Cuts in House transit bill will have big impact on residents

Guest Column

As the Metropolitan Council Representative for District 4, I am fiercely dedicated to working to advance our region and to represent my district. When I see something that could be detrimental to either of those, I feel it is critical to speak up. Right now, we have an issue that could impact many people in a very negative way.

The Transportation Bill recently passed by the Minnesota House of Representatives could have devastating impacts to those who use transit. While some are viewing this as a primarily an urban issue, it is important to understand that these impacts will also be felt in our communities with the brunt taken by senior citizens and people with disabilities who rely on transit services like Metro Mobility and Transit Link programs to remain independent.

So how did we get here? For several years, legislators have ignored systemic funding issues for transit in our region. State funding for transit has been flat for years, while costs to provide the service have grown by 3 percent annually.

Additionally, as our population ages, the demand for Metro Mobility service has been increasing by 5 to 8 percent a year. Those unaddressed funding issues have led to a $74 million funding shortfall for transit services. Instead of addressing those issues, the House of Representatives bill adds more cuts, ballooning the deficit to $140 million.
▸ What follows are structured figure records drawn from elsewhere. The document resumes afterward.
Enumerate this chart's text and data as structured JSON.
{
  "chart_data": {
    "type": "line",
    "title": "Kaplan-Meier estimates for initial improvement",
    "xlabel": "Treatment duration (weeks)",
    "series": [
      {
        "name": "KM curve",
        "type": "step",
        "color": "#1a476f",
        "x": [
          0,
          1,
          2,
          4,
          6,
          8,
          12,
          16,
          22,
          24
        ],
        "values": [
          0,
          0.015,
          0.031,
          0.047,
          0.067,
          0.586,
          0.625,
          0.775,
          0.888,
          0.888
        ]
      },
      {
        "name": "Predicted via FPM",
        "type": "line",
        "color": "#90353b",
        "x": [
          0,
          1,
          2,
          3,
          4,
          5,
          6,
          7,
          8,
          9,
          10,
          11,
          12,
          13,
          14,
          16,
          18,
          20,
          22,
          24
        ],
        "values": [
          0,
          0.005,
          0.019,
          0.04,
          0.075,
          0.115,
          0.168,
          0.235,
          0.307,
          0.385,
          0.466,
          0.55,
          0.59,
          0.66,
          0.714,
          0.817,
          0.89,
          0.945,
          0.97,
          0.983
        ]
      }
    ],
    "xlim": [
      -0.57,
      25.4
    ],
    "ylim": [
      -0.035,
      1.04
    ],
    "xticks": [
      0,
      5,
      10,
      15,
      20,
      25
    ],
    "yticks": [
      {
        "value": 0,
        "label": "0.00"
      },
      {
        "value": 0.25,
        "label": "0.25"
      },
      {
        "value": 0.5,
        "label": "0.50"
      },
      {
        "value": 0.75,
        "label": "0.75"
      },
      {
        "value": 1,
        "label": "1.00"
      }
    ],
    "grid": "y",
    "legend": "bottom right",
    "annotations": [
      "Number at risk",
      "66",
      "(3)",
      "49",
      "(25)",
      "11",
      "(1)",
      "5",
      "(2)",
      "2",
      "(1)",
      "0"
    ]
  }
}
A cut of that size will have a ripple effect on other services. Transit Link is a discretionary program that the Metropolitan Council funds to connect people in suburban and rural areas to the regular transit system, including areas served solely by the suburban transit providers. Cuts of the magnitude passed by the House Transportation Bill would force the Council to eliminate this program in its entirety. This will hit suburban communities particularly hard. Likewise, Metro Mobility currently provides rides beyond federal and state-mandated requirements. In fact, 30 percent of its rides are not required.

A large deficit will force the council to limit or discontinue some of these rides. Additionally, the House bill requires significant fare increases across all modes of transit well above the fare increases already under consideration, making transit services unaffordable to some riders on fixed incomes.

I believe a well-connected transit system is vital to our region’s people and economy. The House Transportation Bill eliminates that possibility. Further, it is a mean-spirited approach that will not only devastate the region’s transit system, it will harm senior citizens and individuals with disabilities in our communities.

At this critical junction, it is more important than ever that we tell the legislature why well-funded transit service is important for all our communities, urban and suburban.

Deb Barber is the Metropolitan Council member for District 4, representing Belle Plaine, Carver, Chaska, Cologne, Hamburg, Jordan, Mayer, New Germany, Norwood Young America, Prior Lake, Savage, Shakopee, Victoria, Waconia, and Watertown.